St. Lawrence University

Three members of the St. Lawrence University faculty have been selected for the Spring 2016 cohort of Digital Initiatives Faculty Fellowships, a program designed to advance the use of digital tools and approaches in classroom settings.

The faculty fellows include Elun Gabriel, associate professor of history, and Dorothy Limouze, Flint Professor of art and art history, while Jennifer Thomas, assistant professor of performance and communication arts, continues her fellowship as a Senior Fellow.

“The courses proposed by these faculty members exemplify the program’s core values of innovative pedagogy, interdisciplinary research, and integrative learning,” said Leila Walker, (former) assistant director of the Crossing Boundaries Mellon Humanities grant. “We are excited to develop digital components for these courses in a collaborative environment, and we expect that the resulting projects will be models for ongoing engagement with the digital humanities at St.
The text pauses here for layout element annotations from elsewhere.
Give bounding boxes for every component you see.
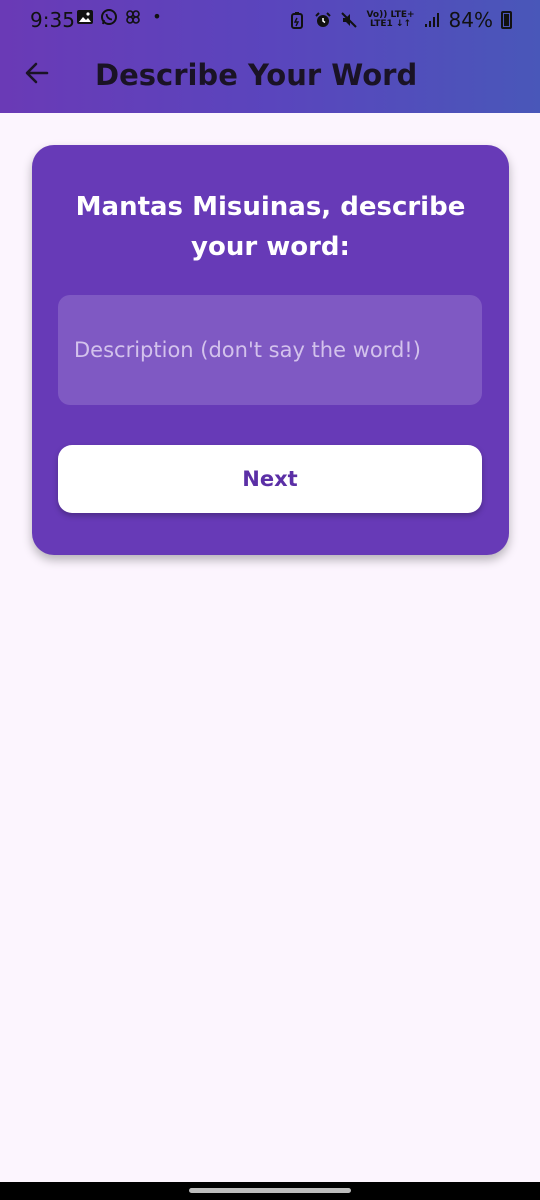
mute-icon [340,11,358,29]
top-bar: 9:35 • Vo)) LTE+ LTE1 ↓↑ 84% Describe Yo… [0,0,540,113]
arrow-left-icon [23,59,51,91]
describe-card: Mantas Misuinas, describe your word: Nex… [32,145,509,555]
status-bar: 9:35 • Vo)) LTE+ LTE1 ↓↑ 84% [0,0,540,40]
describe-prompt: Mantas Misuinas, describe your word: [75,192,466,262]
status-time: 9:35 [30,8,75,32]
battery-percent: 84% [448,8,493,32]
alarm-icon [314,11,332,29]
page-title: Describe Your Word [95,58,418,92]
whatsapp-icon [100,8,118,26]
gallery-icon [76,8,94,26]
app-bar: Describe Your Word [0,40,540,113]
battery-icon [501,11,512,29]
next-button[interactable]: Next [58,445,482,513]
gesture-handle[interactable] [189,1188,351,1193]
pinwheel-icon [124,8,142,26]
back-button[interactable] [22,60,52,90]
system-icons: Vo)) LTE+ LTE1 ↓↑ 84% [288,8,512,32]
battery-saver-icon [288,11,306,29]
description-input[interactable] [58,295,482,405]
system-nav-bar [0,1182,540,1200]
more-notifications-dot: • [152,7,162,26]
notification-icons: • [76,8,166,26]
network-indicator: Vo)) LTE+ LTE1 ↓↑ [366,11,414,29]
network-label-bottom: LTE1 ↓↑ [369,19,411,29]
signal-icon [423,11,441,29]
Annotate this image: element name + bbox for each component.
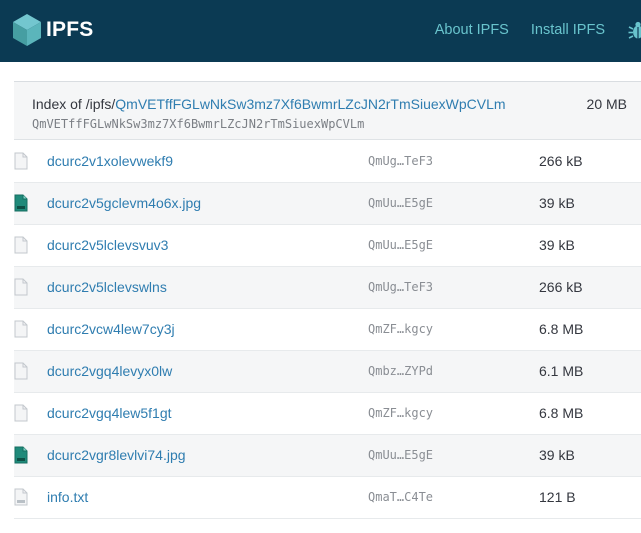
- ipfs-cube-logo-icon: [13, 14, 41, 46]
- table-row: dcurc2v5lclevsvuv3 QmUu…E5gE 39 kB: [14, 224, 641, 266]
- jpg-file-icon: [14, 194, 47, 212]
- file-hash-link[interactable]: QmUg…TeF3: [368, 140, 539, 182]
- cid-text: QmVETffFGLwNkSw3mz7Xf6BwmrLZcJN2rTmSiuex…: [32, 117, 365, 131]
- table-row: info.txt QmaT…C4Te 121 B: [14, 476, 641, 518]
- file-size: 121 B: [539, 489, 576, 505]
- generic-file-icon: [14, 152, 47, 170]
- directory-listing: Index of /ipfs/QmVETffFGLwNkSw3mz7Xf6Bwm…: [14, 81, 641, 533]
- file-name-link[interactable]: dcurc2v5lclevswlns: [47, 279, 167, 295]
- file-hash-link[interactable]: QmUg…TeF3: [368, 266, 539, 308]
- table-row: dcurc2vgq4levyx0lw Qmbz…ZYPd 6.1 MB: [14, 350, 641, 392]
- file-table: dcurc2v1xolevwekf9 QmUg…TeF3 266 kB dcurc2v…: [14, 140, 641, 519]
- generic-file-icon: [14, 236, 47, 254]
- generic-file-icon: [14, 362, 47, 380]
- file-name-link[interactable]: dcurc2v5gclevm4o6x.jpg: [47, 195, 201, 211]
- file-size: 39 kB: [539, 237, 575, 253]
- nav-install-ipfs[interactable]: Install IPFS: [531, 22, 605, 38]
- generic-file-icon: [14, 320, 47, 338]
- file-size: 266 kB: [539, 152, 583, 169]
- file-hash-link[interactable]: QmUu…E5gE: [368, 434, 539, 476]
- file-hash-link[interactable]: QmUu…E5gE: [368, 182, 539, 224]
- file-hash-link[interactable]: QmZF…kgcy: [368, 308, 539, 350]
- table-row: dcurc2v5gclevm4o6x.jpg QmUu…E5gE 39 kB: [14, 182, 641, 224]
- file-name-link[interactable]: info.txt: [47, 489, 88, 505]
- file-name-link[interactable]: dcurc2vcw4lew7cy3j: [47, 321, 175, 337]
- file-name-link[interactable]: dcurc2v1xolevwekf9: [47, 153, 173, 169]
- file-hash-link[interactable]: Qmbz…ZYPd: [368, 350, 539, 392]
- total-size: 20 MB: [586, 96, 627, 112]
- nav-about-ipfs[interactable]: About IPFS: [435, 22, 509, 38]
- file-size: 266 kB: [539, 279, 583, 295]
- txt-file-icon: [14, 488, 47, 506]
- index-path: Index of /ipfs/QmVETffFGLwNkSw3mz7Xf6Bwm…: [32, 96, 506, 112]
- brand-name: IPFS: [46, 18, 94, 41]
- file-size: 39 kB: [539, 195, 575, 211]
- table-row: dcurc2vcw4lew7cy3j QmZF…kgcy 6.8 MB: [14, 308, 641, 350]
- table-row: dcurc2vgq4lew5f1gt QmZF…kgcy 6.8 MB: [14, 392, 641, 434]
- cid-link[interactable]: QmVETffFGLwNkSw3mz7Xf6BwmrLZcJN2rTmSiuex…: [115, 96, 505, 112]
- generic-file-icon: [14, 404, 47, 422]
- top-header: IPFS About IPFS Install IPFS: [0, 0, 641, 62]
- file-size: 6.8 MB: [539, 321, 584, 337]
- file-size: 6.8 MB: [539, 405, 584, 421]
- ipfs-logo-link[interactable]: IPFS: [12, 11, 93, 49]
- listing-header: Index of /ipfs/QmVETffFGLwNkSw3mz7Xf6Bwm…: [14, 82, 641, 140]
- file-name-link[interactable]: dcurc2vgq4levyx0lw: [47, 363, 172, 379]
- table-row: dcurc2v5lclevswlns QmUg…TeF3 266 kB: [14, 266, 641, 308]
- file-size: 6.1 MB: [539, 363, 584, 379]
- generic-file-icon: [14, 278, 47, 296]
- header-nav: About IPFS Install IPFS: [435, 19, 641, 41]
- table-row: dcurc2v1xolevwekf9 QmUg…TeF3 266 kB: [14, 140, 641, 182]
- file-hash-link[interactable]: QmZF…kgcy: [368, 392, 539, 434]
- bug-icon[interactable]: [627, 19, 641, 41]
- index-prefix: Index of /ipfs/: [32, 96, 116, 112]
- file-size: 39 kB: [539, 447, 575, 463]
- jpg-file-icon: [14, 446, 47, 464]
- file-hash-link[interactable]: QmaT…C4Te: [368, 476, 539, 518]
- table-row: dcurc2vgr8levlvi74.jpg QmUu…E5gE 39 kB: [14, 434, 641, 476]
- file-name-link[interactable]: dcurc2v5lclevsvuv3: [47, 237, 168, 253]
- file-name-link[interactable]: dcurc2vgr8levlvi74.jpg: [47, 447, 186, 463]
- file-name-link[interactable]: dcurc2vgq4lew5f1gt: [47, 405, 172, 421]
- file-hash-link[interactable]: QmUu…E5gE: [368, 224, 539, 266]
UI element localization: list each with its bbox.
Lawrence University.”

The Digital Initiatives Faculty Fellowship Program represents a partnership between the Crossing Boundaries Mellon Humanities grant and Libraries and Information Technology, including individuals from Digital Initiatives, the GIS program and Educational Technologies.

The program is designed as a way for faculty to experiment with digital tools such as interactive timelines, GIS web-based mapping and data visualizations without feeling like they had to possess individual expertise in these areas. Fellows will meet regularly as a cohort and individually with the appropriate digital partners to develop their projects over the course of the semester.

The Crossing Boundaries initiative was made possible by a $700,000, five-year grant from the Andrew W. Mellon Foundation beginning in Fall 2012. Focusing on the humanities at St. Lawrence University, stakeholders associated with the grant are working to transform learning in three important ways:

  1. Integration in teaching and learning;
  2. Advancement of multi-modal literacy (making use of the many tools of the humanities—both analog and digital);
  3. Increasingly rigorous experiential and/or off-campus learning.

“Now in its fourth semester, the Digital Initiatives Faculty Fellowships program has included includes faculty colleagues from a wide range of disciplines and with a similarly diverse range of technical skills,” said Judith DeGroat, director of the Crossing Boundaries Mellon Humanities Grant. “This semester’s participants, from the arts and humanities, allow us to focus on a core element of the grant: revitalizing the humanities on campus.”

This semester’s faculty fellows have a range of interests, including a seminar on the history of genocide in the modern world that will use digital tools to examine the development of genocides in time and space, a senior seminar on art museums that will use the Brush Gallery collections to engage students in virtual exhibitions, and a theatre production course that will engage the public in the theatrical experience beyond the performance.

For more information on individual fellows, visit

“This group represents a wide spectrum of perspectives and methodologies,” said Eric Williams-Bergen, director of Digital Initiatives. “In order to support increasingly ambitious digital projects with varied goals, we need to keep refining our models of support and collaboration. The Digital Initiatives Faculty Fellowship Program is a major part of that effort.”  

Partnerships established this spring will continue into the fall 2016 semester. Fellows will also work with Walker to create a shared digital portfolio in order to promote a culture of pedagogical exchange and collaboration.